Besides their superb account of how to detect a potential wrongful conviction, the authors are unqualified heroes in this book. Not only does their reporting free four innocent men, it also identifies the actual rapists/murderers.
"Dark Alliance: The CIA, the Contras, and the Crack Cocaine Explosion"
(Seven Stories Press, 1998)
Many journalists and others consider former San Jose Mercury News reporter Gary Webb discredited because government agencies denied his central findings about the role of intelligence agencies. Other news organizations found apparently contradictory evidence, and some of Webb's own editors backed off from the newspaper's revelations. This book is Webb's attempt to find vindication. Most of it is a traditional exposé of drug running. Parts of it, though, chronicle the ultimate messiness of investigative reporting in the field and the sometimes unexpected repercussions in the newsroom. Webb explains how his original tip came: A woman had read a previous Mercury News article about a drug trafficker frustrating the government's asset forfeiture program. The tipster told Webb she had been impressed that he explained the accused's side as fully as the government's side; most such pieces relied too heavily on the government's version. After digging deep, Webb decided he might get further by telling those in power the details of his reporting, rather than acting coy. When a federal prosecutor asked Webb why he was hanging around the courtroom to hear a seemingly non-newsworthy case, Webb hit the prosecutor with it head-on to see what kind of reaction it brought. It probably would be the last thing the prosecutor expected to hear. What the prosecutor said in response to Webb's candor, and how he said it, told Webb plenty.

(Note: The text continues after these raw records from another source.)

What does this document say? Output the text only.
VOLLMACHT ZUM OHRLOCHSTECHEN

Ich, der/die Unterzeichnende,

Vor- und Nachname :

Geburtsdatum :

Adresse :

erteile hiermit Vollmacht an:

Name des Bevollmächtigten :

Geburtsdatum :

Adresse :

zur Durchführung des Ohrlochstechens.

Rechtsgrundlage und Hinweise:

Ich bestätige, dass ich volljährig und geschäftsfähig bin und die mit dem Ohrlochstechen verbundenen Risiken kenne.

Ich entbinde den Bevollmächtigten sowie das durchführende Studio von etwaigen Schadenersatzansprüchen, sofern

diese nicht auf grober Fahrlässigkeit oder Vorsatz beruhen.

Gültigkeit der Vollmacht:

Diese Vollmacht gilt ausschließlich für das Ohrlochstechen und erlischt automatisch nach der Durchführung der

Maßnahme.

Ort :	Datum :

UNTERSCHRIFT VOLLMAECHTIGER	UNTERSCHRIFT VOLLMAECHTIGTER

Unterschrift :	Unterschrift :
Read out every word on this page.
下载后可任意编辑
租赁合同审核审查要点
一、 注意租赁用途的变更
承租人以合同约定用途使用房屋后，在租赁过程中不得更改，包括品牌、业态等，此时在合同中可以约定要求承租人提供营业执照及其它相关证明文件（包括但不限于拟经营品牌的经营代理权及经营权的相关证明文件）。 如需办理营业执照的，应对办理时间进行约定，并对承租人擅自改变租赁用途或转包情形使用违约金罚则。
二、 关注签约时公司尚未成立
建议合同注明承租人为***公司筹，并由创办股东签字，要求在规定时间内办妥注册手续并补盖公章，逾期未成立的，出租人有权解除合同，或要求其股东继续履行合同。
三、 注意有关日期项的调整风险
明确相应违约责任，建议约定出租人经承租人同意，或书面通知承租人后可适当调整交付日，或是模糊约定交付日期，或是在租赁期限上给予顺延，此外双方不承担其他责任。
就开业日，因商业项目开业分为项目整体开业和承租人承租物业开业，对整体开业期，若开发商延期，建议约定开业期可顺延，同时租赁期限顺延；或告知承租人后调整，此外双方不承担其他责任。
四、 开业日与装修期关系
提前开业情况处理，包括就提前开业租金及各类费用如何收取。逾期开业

Jack Anderson with Daryl Gibson###
"Peace, War, and Politics: An Eyewitness Account"
Jack Anderson is no shrinking violet. This is his third memoir, following "The Anderson Papers: From the Files of America's Most Famous Investigative Reporter" (with George Clifford, Random House, 1973) and "Confessions of a Muckraker: The Inside Story of Life in Washington During the Truman, Eisenhower, Kennedy and Johnson Years" (with James Boyd, Random House, 1979). He places himself at the center of controversial stories in all three books. "The Anderson Papers" provides in-depth accounts of how he exposed U.S. foreign policy tilts in the India-Pakistan rivalry, which won him a Pulitzer Prize; how he documented questionable links between the Republican Party and a multinational corporation; and, refreshingly, given the defensiveness of most memoirs, how he mistakenly reported problems in the past of U.S. Sen. Thomas Eagleton, at that point a Democratic vice presidential hopeful. "Confessions of a Muckraker," the second book, moves backward in time, as Anderson talks not only about his role in major exposés but also the role of his boss, Drew Pearson, who died in 1969. It is under Pearson's tutelage that Anderson learns to take the initiative, rather than waiting for sources to arrive. For example, Anderson recounts how he and Pearson decided to do what they could to sabotage the nomination of U.S. Rep. Robert Jones to the Federal Communications Commission: Pearson sends Anderson to Ohio to find witnesses who could cast doubt on Jones' integrity. Anderson brings the witnesses to Washington, D.C., to testify before the Senate confirmation committee. In fact, Anderson himself testifies against Jones. The Jones investigation is in the new book, too. But Anderson tries to cram so much into what is almost certainly his final memoir (born in 1922, Anderson has been in ill health) that almost every episode receives short shrift. That said, this memoir covers so much ground and places Anderson in so many professional situations that it is bound to hold lessons for any thoughtful journalist.